Hi.
I recently managed to acqurie a used RouterBOARD 411U-based wireless access point device, and was seeing if I could make it work. I’ve never used this stuff before; this is my first time. I was hoping I could set this up to use as an external wireless device for giving a wireless connection to a server computer I have (which will be connected to a camera). I’ve been looking at some of the manuals to try and get to know the OS and to troubleshoot the problem I’ve having, but have had no luck. I want to determine if the hardware is OK, as I’m not sure it is.
The problem: I cannot seem to connect to the device via Ethernet.

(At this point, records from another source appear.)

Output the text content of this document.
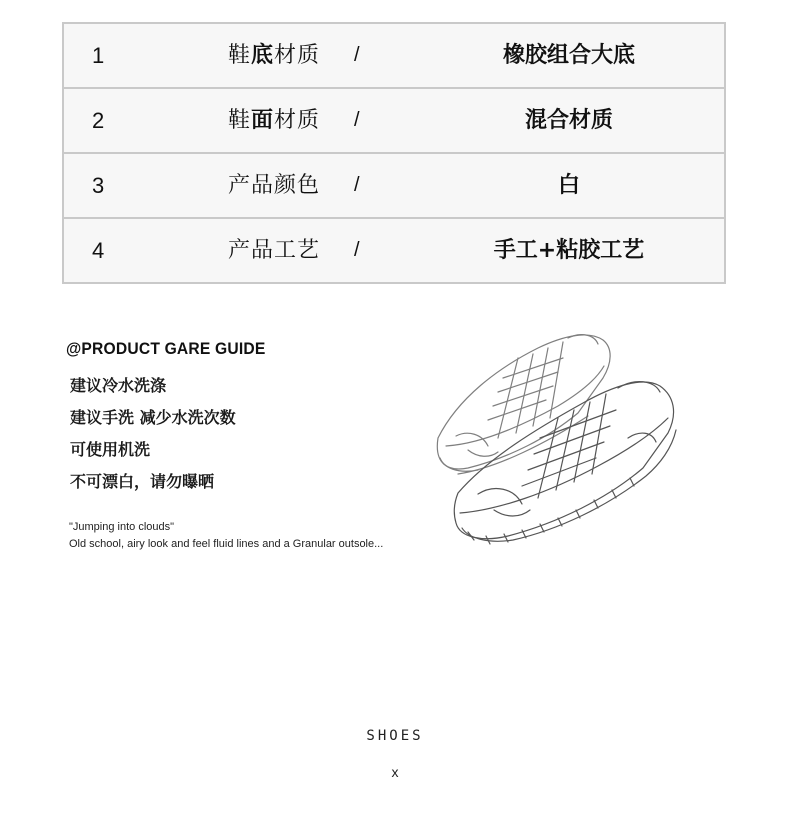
1	鞋底材质 /	橡胶组合大底
2	鞋面材质 /	混合材质
3	产品颜色 /	白
4	产品工艺 /	手工+粘胶工艺
@PRODUCT GARE GUIDE
建议冷水洗涤
建议手洗 减少水洗次数
可使用机洗
不可漂白，请勿曝晒
"Jumping into clouds"
Old school, airy look and feel fluid lines and a Granular outsole...
SHOES
x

When I do a “# ping 192.168.88.1” from my LInux-running computer (not the server computer I intend to use this with), which it is plugged into (actually, it is plugged into a passive Power-over-Ethernet injector which is in turn plugged into the computer), I get this:
PING 192.168.88.1 (192.168.88.1) 56(84) bytes of data.
From 192.168.88.2 icmp_seq=1 Destination Host Unreachable
From 192.168.88.2 icmp_seq=2 Destination Host Unreachable
From 192.168.88.2 icmp_seq=3 Destination Host Unreachable
From 192.168.88.2 icmp_seq=4 Destination Host Unreachable
From 192.168.88.2 icmp_seq=5 Destination Host Unreachable
From 192.168.88.2 icmp_seq=6 Destination Host Unreachable
^C
--- 192.168.88.1 ping statistics ---
7 packets transmitted, 0 received, +6 errors, 100% packet loss, time 6031ms
pipe 3
In other words, I cannot ping the device. The device appears to be set for 192.168.88.1 IP address, so that doesn’t seem the problem. Using “arp” from the Linux machine shows
Address HWtype HWaddress Flags Mask Iface
192.168.0.1 ether 00:11:95:1b:44:96 C eth1
192.168.88.1 (incomplete) eth0
“eth0” is the network interface on the main computer set to the 192.168.88.x network. It is an on-the-motherboard “(Realtek) RTL8111/8168B PCI Express Gigabit Ethernet controller”, according to lspci on Linux. It is set to the IP address 192.168.88.2. Note that HWaddress for 192.168.88.1, which is the RouterBOARD device, shows as “(incomplete)”. This is what I’m puzzled by. Is its Ethernet subsystem bad?
I ran several tests from the MikroTik RouterOS side (it looks to run RouterOS 4.5) after logging in to the board via the serial port. First, ping to the Linux computer (192.168.88.2):
[admin@MikroTik] > ping 192.168.88.2
192.168.88.2 ping timeout
192.168.88.2 ping timeout
192.168.88.2 ping timeout
192.168.88.2 ping timeout
192.168.88.2 ping timeout
192.168.88.2 ping timeout
7 packets transmitted, 0 packets received, 100% packet loss
So there’s a fail there.
Then, I try “monitor”, thinking that might work:
[admin@MikroTik] > /interface ethernet monitor ether1
status: link-ok
auto-negotiation: done
rate: 100Mbps
full-duplex: yes
Doesn’t look like anything seems to be wrong – says “link-ok”, and I don’t see anything that appears to be an error. I also tried “ip route print”, to look at the routing, to see if maybe there was a problem there:
[admin@MikroTik] /ip route> print
Flags: X - disabled, A - active, D - dynamic,
C - connect, S - static, r - rip, b - bgp, o - ospf, m - mme,
B - blackhole, U - unreachable, P - prohibit
# DST-ADDRESS PREF-SRC GATEWAY DISTANCE
0 ADC 192.168.88.0/24 192.168.88.1 ether1 0
Note that as I’m still new to this and just wanted to get it working as a wireless thingy, I’m not sure that these tests were exhaustive or whether they even would’ve tested for the right thing, but they seem like the usual things I’d do to test the network of my PCs.
Any ideas? Could this piece of kit be broken? Thanks.